Crane couldn’t understand the puzzlement on the man’s face. “She needs the crash course, doctor,” he said, stern. “And you need to save our fannies. End of discussion.”

He swiveled away from them, unwilling to deal with Newcombe’s emotional life. He needed Newcombe happy, of course, but more than that, he needed him focused.

The helo banked slightly to the west, heading toward the Valley. They were crossing hundreds of fault lines now, LA itself riding atop the Elysian Parks system, a crisscrossed pattern of interconnected faults just powerful enough to bring down the whole city. He shook his head. How many of Brother Ishmael’s people would die in such a quake?

The pilot had descended somewhat after passing the War Zone.

They were crossing other faults, too. Bigger faults—Santa Susana, Oak Ridge, San Gabriel, Sierra Madre—all capable of producing huge quakes.
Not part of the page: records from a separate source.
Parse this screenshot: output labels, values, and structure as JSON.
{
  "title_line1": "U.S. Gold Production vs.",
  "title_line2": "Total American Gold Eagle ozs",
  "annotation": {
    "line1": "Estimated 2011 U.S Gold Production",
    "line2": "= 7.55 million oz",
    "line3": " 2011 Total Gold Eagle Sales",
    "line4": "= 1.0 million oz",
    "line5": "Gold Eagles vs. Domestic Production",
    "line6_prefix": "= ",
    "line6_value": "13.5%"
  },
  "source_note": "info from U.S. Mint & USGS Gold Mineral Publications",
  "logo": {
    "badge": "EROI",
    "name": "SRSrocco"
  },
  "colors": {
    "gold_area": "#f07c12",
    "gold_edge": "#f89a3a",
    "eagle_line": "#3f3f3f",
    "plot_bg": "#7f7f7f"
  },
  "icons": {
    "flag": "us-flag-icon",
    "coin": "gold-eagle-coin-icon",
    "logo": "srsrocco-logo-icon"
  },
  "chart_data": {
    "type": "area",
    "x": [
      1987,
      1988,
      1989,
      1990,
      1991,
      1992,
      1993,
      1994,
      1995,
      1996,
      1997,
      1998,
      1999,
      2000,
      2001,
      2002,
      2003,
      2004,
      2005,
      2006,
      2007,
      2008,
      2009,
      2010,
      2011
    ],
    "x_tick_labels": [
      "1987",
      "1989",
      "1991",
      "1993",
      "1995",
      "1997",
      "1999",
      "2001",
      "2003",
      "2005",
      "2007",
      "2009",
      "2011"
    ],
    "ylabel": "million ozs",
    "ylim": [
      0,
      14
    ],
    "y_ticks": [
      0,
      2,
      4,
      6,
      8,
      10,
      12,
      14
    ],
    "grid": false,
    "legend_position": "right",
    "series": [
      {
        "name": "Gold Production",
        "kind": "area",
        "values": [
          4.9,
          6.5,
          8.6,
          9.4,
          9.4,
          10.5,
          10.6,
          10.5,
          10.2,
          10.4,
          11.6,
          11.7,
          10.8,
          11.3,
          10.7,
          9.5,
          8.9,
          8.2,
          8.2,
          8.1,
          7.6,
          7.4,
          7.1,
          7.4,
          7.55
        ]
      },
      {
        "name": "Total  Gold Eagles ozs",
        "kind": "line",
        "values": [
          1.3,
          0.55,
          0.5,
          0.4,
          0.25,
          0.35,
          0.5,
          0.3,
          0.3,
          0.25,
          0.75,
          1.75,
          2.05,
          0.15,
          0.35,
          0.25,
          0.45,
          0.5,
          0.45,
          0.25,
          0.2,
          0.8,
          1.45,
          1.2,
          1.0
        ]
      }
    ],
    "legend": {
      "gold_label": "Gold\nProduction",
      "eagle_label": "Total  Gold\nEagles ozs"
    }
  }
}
Then there was the famous one, the San Andreas Fault thirty miles to the east, an eight-hundred-mile slash. It marked the boundary between the Pacific and North American plates and the location where the buildup of pressure from two massive plates going in different directions would eventually rip apart and carry western California northward. It had been a short thrust fault, the Northridge Fault, that had shaped his life. After his Nobel Prize year, it had been renamed the Crane Fault.

He never understood people asking about the “big one.” The earthquake that would destroy Los Angeles could come from any one of a thousand different fault ruptures, be they tectonic or stress from the tectonics. A thousand ways to rip the earth apart, a thousand ways to die. What was most interesting about California was not that it could die so easily, but that it hadn’t died yet. That’s why Crane had chosen to build his Foundation in the San Gabriel Mountains, mountains formed by thrust fault activity. He wanted to be dead center in the middle of the action. To slay the beast you had to go to its lair.